MUMBAI: When the presses are rolling but patience runs out, even the editor’s chair isn’t safe. The Washington Post announced on Saturday that its chief executive and publisher Will Lewis is stepping down with immediate effect, bringing a sudden end to a turbulent two-year tenure marked by financial strain, newsroom unrest and public backlash.
Lewis’s exit comes just days after the Bezos-owned newspaper announced sweeping job cuts that triggered protests outside its Washington headquarters and a wave of anger from readers and staff.

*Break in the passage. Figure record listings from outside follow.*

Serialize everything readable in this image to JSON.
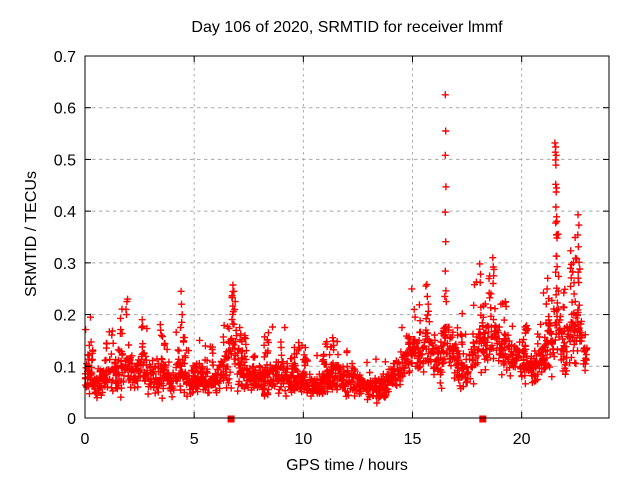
{
  "window": {
    "background": "#ffffff"
  },
  "chart_data": {
    "type": "scatter",
    "title": "Day 106 of 2020, SRMTID for receiver lmmf",
    "xlabel": "GPS time / hours",
    "ylabel": "SRMTID / TECUs",
    "xlim": [
      0,
      24
    ],
    "ylim": [
      0,
      0.7
    ],
    "xticks": [
      0,
      5,
      10,
      15,
      20
    ],
    "xtick_labels": [
      "0",
      "5",
      "10",
      "15",
      "20"
    ],
    "yticks": [
      0,
      0.1,
      0.2,
      0.3,
      0.4,
      0.5,
      0.6,
      0.7
    ],
    "ytick_labels": [
      "0",
      "0.1",
      "0.2",
      "0.3",
      "0.4",
      "0.5",
      "0.6",
      "0.7"
    ],
    "grid": true,
    "grid_color": "#a8a8a8",
    "frame_color": "#000000",
    "marker": "plus",
    "marker_color": "#ff0000",
    "series_name": "SRMTID",
    "x_end": 23.0,
    "band_profile": [
      [
        0.0,
        0.085,
        0.045
      ],
      [
        0.5,
        0.07,
        0.035
      ],
      [
        1.0,
        0.075,
        0.04
      ],
      [
        1.5,
        0.09,
        0.05
      ],
      [
        1.95,
        0.1,
        0.06
      ],
      [
        2.3,
        0.08,
        0.04
      ],
      [
        2.6,
        0.09,
        0.05
      ],
      [
        3.0,
        0.08,
        0.045
      ],
      [
        3.5,
        0.085,
        0.05
      ],
      [
        4.0,
        0.07,
        0.035
      ],
      [
        4.4,
        0.09,
        0.055
      ],
      [
        4.8,
        0.07,
        0.035
      ],
      [
        5.2,
        0.08,
        0.045
      ],
      [
        5.6,
        0.065,
        0.03
      ],
      [
        6.0,
        0.075,
        0.04
      ],
      [
        6.4,
        0.09,
        0.05
      ],
      [
        6.8,
        0.14,
        0.08
      ],
      [
        7.1,
        0.11,
        0.06
      ],
      [
        7.4,
        0.08,
        0.04
      ],
      [
        7.8,
        0.07,
        0.035
      ],
      [
        8.2,
        0.08,
        0.045
      ],
      [
        8.6,
        0.08,
        0.045
      ],
      [
        9.0,
        0.085,
        0.05
      ],
      [
        9.4,
        0.075,
        0.04
      ],
      [
        10.0,
        0.065,
        0.035
      ],
      [
        10.5,
        0.06,
        0.03
      ],
      [
        11.0,
        0.07,
        0.04
      ],
      [
        11.5,
        0.08,
        0.045
      ],
      [
        12.0,
        0.065,
        0.035
      ],
      [
        12.5,
        0.07,
        0.035
      ],
      [
        13.0,
        0.06,
        0.03
      ],
      [
        13.5,
        0.055,
        0.035
      ],
      [
        14.0,
        0.07,
        0.04
      ],
      [
        14.5,
        0.1,
        0.05
      ],
      [
        15.0,
        0.13,
        0.06
      ],
      [
        15.4,
        0.12,
        0.05
      ],
      [
        15.7,
        0.15,
        0.065
      ],
      [
        16.0,
        0.13,
        0.06
      ],
      [
        16.3,
        0.11,
        0.075
      ],
      [
        16.55,
        0.17,
        0.07
      ],
      [
        16.8,
        0.12,
        0.06
      ],
      [
        17.2,
        0.09,
        0.05
      ],
      [
        17.6,
        0.1,
        0.05
      ],
      [
        18.0,
        0.15,
        0.07
      ],
      [
        18.35,
        0.13,
        0.065
      ],
      [
        18.7,
        0.17,
        0.085
      ],
      [
        19.0,
        0.13,
        0.06
      ],
      [
        19.4,
        0.12,
        0.05
      ],
      [
        19.8,
        0.11,
        0.045
      ],
      [
        20.2,
        0.1,
        0.04
      ],
      [
        20.6,
        0.1,
        0.045
      ],
      [
        21.0,
        0.12,
        0.06
      ],
      [
        21.4,
        0.16,
        0.085
      ],
      [
        21.65,
        0.2,
        0.095
      ],
      [
        21.9,
        0.13,
        0.06
      ],
      [
        22.2,
        0.15,
        0.075
      ],
      [
        22.55,
        0.18,
        0.095
      ],
      [
        22.8,
        0.12,
        0.05
      ],
      [
        23.0,
        0.11,
        0.04
      ]
    ],
    "outliers": [
      [
        0.25,
        0.195
      ],
      [
        1.88,
        0.21
      ],
      [
        1.92,
        0.225
      ],
      [
        1.95,
        0.23
      ],
      [
        1.9,
        0.2
      ],
      [
        2.62,
        0.19
      ],
      [
        2.6,
        0.175
      ],
      [
        3.5,
        0.16
      ],
      [
        4.38,
        0.175
      ],
      [
        4.4,
        0.245
      ],
      [
        4.42,
        0.22
      ],
      [
        4.45,
        0.2
      ],
      [
        4.43,
        0.185
      ],
      [
        5.25,
        0.15
      ],
      [
        6.82,
        0.245
      ],
      [
        6.88,
        0.225
      ],
      [
        6.85,
        0.21
      ],
      [
        8.4,
        0.165
      ],
      [
        9.15,
        0.175
      ],
      [
        11.55,
        0.148
      ],
      [
        15.08,
        0.21
      ],
      [
        15.12,
        0.195
      ],
      [
        15.68,
        0.235
      ],
      [
        15.72,
        0.22
      ],
      [
        16.5,
        0.625
      ],
      [
        16.52,
        0.555
      ],
      [
        16.5,
        0.508
      ],
      [
        16.53,
        0.447
      ],
      [
        16.5,
        0.398
      ],
      [
        16.52,
        0.341
      ],
      [
        16.5,
        0.284
      ],
      [
        16.53,
        0.246
      ],
      [
        16.48,
        0.235
      ],
      [
        16.55,
        0.225
      ],
      [
        18.08,
        0.298
      ],
      [
        18.12,
        0.278
      ],
      [
        18.1,
        0.262
      ],
      [
        18.68,
        0.31
      ],
      [
        18.7,
        0.292
      ],
      [
        18.72,
        0.275
      ],
      [
        18.69,
        0.26
      ],
      [
        19.05,
        0.22
      ],
      [
        21.52,
        0.532
      ],
      [
        21.56,
        0.524
      ],
      [
        21.54,
        0.514
      ],
      [
        21.58,
        0.508
      ],
      [
        21.55,
        0.499
      ],
      [
        21.57,
        0.489
      ],
      [
        21.56,
        0.452
      ],
      [
        21.6,
        0.445
      ],
      [
        21.58,
        0.437
      ],
      [
        21.57,
        0.408
      ],
      [
        21.6,
        0.389
      ],
      [
        21.56,
        0.377
      ],
      [
        21.59,
        0.354
      ],
      [
        21.62,
        0.348
      ],
      [
        21.58,
        0.313
      ],
      [
        21.56,
        0.282
      ],
      [
        21.6,
        0.251
      ],
      [
        22.58,
        0.393
      ],
      [
        22.62,
        0.373
      ],
      [
        22.57,
        0.354
      ],
      [
        22.6,
        0.331
      ],
      [
        22.63,
        0.301
      ],
      [
        22.59,
        0.282
      ],
      [
        22.61,
        0.262
      ],
      [
        22.4,
        0.24
      ],
      [
        22.45,
        0.225
      ]
    ],
    "zero_markers": {
      "marker": "square",
      "color": "#ff0000",
      "x": [
        6.69,
        18.22
      ],
      "y": 0
    },
    "legend": "none"
  }
}
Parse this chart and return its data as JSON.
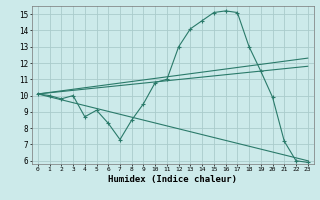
{
  "xlabel": "Humidex (Indice chaleur)",
  "ylabel": "",
  "background_color": "#cceaea",
  "grid_color": "#aacccc",
  "line_color": "#2a7a6a",
  "xlim": [
    -0.5,
    23.5
  ],
  "ylim": [
    5.8,
    15.5
  ],
  "xticks": [
    0,
    1,
    2,
    3,
    4,
    5,
    6,
    7,
    8,
    9,
    10,
    11,
    12,
    13,
    14,
    15,
    16,
    17,
    18,
    19,
    20,
    21,
    22,
    23
  ],
  "yticks": [
    6,
    7,
    8,
    9,
    10,
    11,
    12,
    13,
    14,
    15
  ],
  "line1": {
    "x": [
      0,
      1,
      2,
      3,
      4,
      5,
      6,
      7,
      8,
      9,
      10,
      11,
      12,
      13,
      14,
      15,
      16,
      17,
      18,
      19,
      20,
      21,
      22,
      23
    ],
    "y": [
      10.1,
      10.0,
      9.8,
      10.0,
      8.7,
      9.1,
      8.3,
      7.3,
      8.5,
      9.5,
      10.8,
      11.0,
      13.0,
      14.1,
      14.6,
      15.1,
      15.2,
      15.1,
      13.0,
      11.5,
      9.9,
      7.2,
      6.0,
      5.9
    ]
  },
  "line2": {
    "x": [
      0,
      23
    ],
    "y": [
      10.1,
      11.8
    ]
  },
  "line3": {
    "x": [
      0,
      23
    ],
    "y": [
      10.1,
      12.3
    ]
  },
  "line4": {
    "x": [
      0,
      23
    ],
    "y": [
      10.1,
      6.0
    ]
  }
}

While newspapers across the US are grappling with shrinking revenues and digital disruption, Lewis’s leadership had increasingly come under fire for how those pressures were handled.
The Post confirmed that Jeff D’Onofrio, a former Tumblr CEO who joined the organisation last year as chief financial officer, has taken over as CEO and publisher, effective immediately. In an email to staff, later shared by reporters on social media, Lewis said it was “the right time for me to step aside.”
The leadership change follows the announcement of large-scale redundancies earlier this week. While the Post did not officially confirm numbers, The New York Times reported that around 300 of the paper’s roughly 800 journalists were laid off. Entire teams were dismantled, including the Post’s Middle East bureau and its Kyiv-based correspondent covering the war in Ukraine.
Sports, graphics and local reporting were sharply reduced, and the paper’s daily podcast, Post Reports, was suspended. On Thursday, hundreds of journalists and supporters gathered outside the Post’s downtown office in protest, calling the cuts a blow to public-interest journalism.
Former executive editor Marty Baron described the moment as “among the darkest days in the history of one of the world’s greatest news organisations.”
Lewis defended his record in his farewell note, saying “difficult decisions” were taken to secure the paper’s long-term future and protect its ability to publish “high-quality nonpartisan news”. But his tenure coincided with growing scrutiny of editorial independence at the Post.
Owner Jeff Bezos faced criticism for reining in the paper’s traditionally liberal editorial page and blocking an endorsement of Democratic presidential candidate Kamala Harris ahead of the 2024 US election. The move was widely seen as breaking the long-standing firewall between ownership and editorial decision-making.
According to a Wall Street Journal report, around 250,000 digital subscribers cancelled their subscriptions after the paper declined to endorse Harris. The Post reportedly lost about $100 million in 2024 as advertising and subscription revenues slid.
While the wider newspaper industry continues to battle declining print advertising and the pull of social media, some national titles have stabilised. Rivals such as The Wall Street Journal and The New York Times have managed to build sustainable digital businesses, a turnaround that has so far eluded the Post despite its billionaire backing.
As Jeff D’Onofrio steps into the role, the challenge is stark, restore confidence inside the newsroom, win back readers who walked away, and prove that one of America’s most storied newspapers can still find its footing in a brutally competitive media landscape.